Standard & Poor's cuts Allied Irish Banks rating
Ratings agency Standard & Poor's on Friday cut the credit rating of Allied Irish Banks, citing the extra capital that it needs to raise.
S&P said in a statement it had slashed the group's long-term rating to BBB+ with a negative outlook from A- previously. The agency has also downgraded AIB's lower tier 2 debt ratings to BB from BBB+.
"The rating action reflects our view that AIB's reputation has deteriorated further as a result of the higher level of capital that it is required to raise by its regulator and due to government-imposed management changes," said S&P credit analyst Nigel Greenwood in the statement.
"In our opinion, the ability of AIB to return to an 'a' category stand-alone credit profile is unlikely for a number of years."
The crisis-hit Irish bank, which is 19-percent owned by the Irish state after a massive bailout, has been ordered to raise a total of 10.4 billion euros.

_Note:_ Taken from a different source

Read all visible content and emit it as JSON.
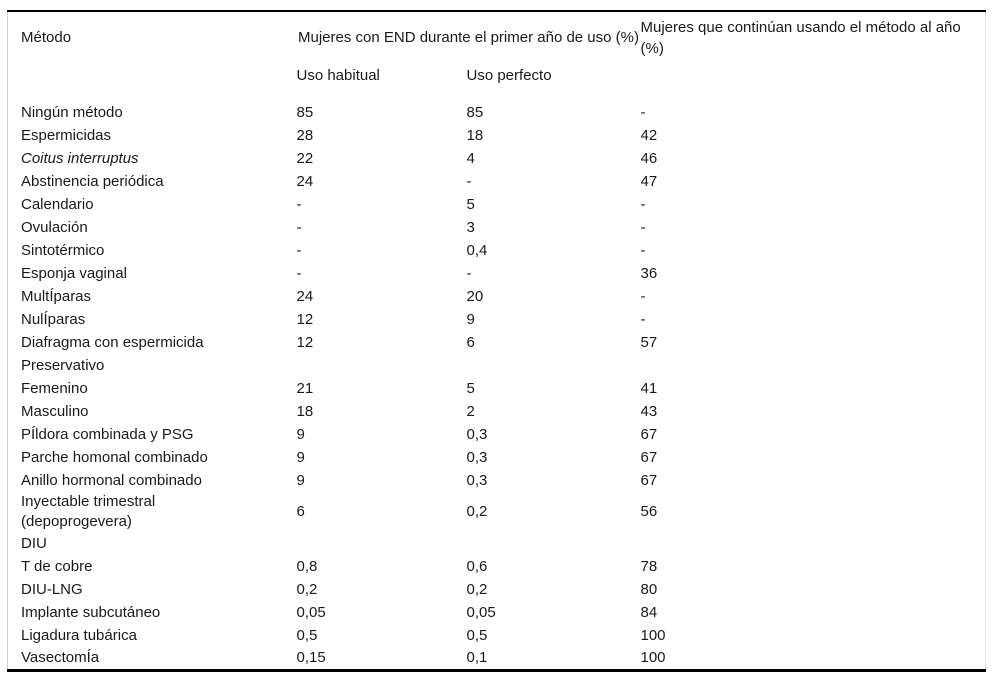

S&P added that the negative outlook reflected a "downside risk" to a recovery in the bank's earnings.
The agency also has an "expectation that AIB's significant reliance on funding and liquidity support from the authorities will persist for the foreseeable future."
It added that "a degree of uncertainty that persists over AIB's business disposal program."
Allied Irish Banks, in deep trouble over bad loans, had said on Thursday that it would seek to raise around 1.5 billion euros (2.0 billion dollars) from the sale of its stake in US group M&T Bank Corp.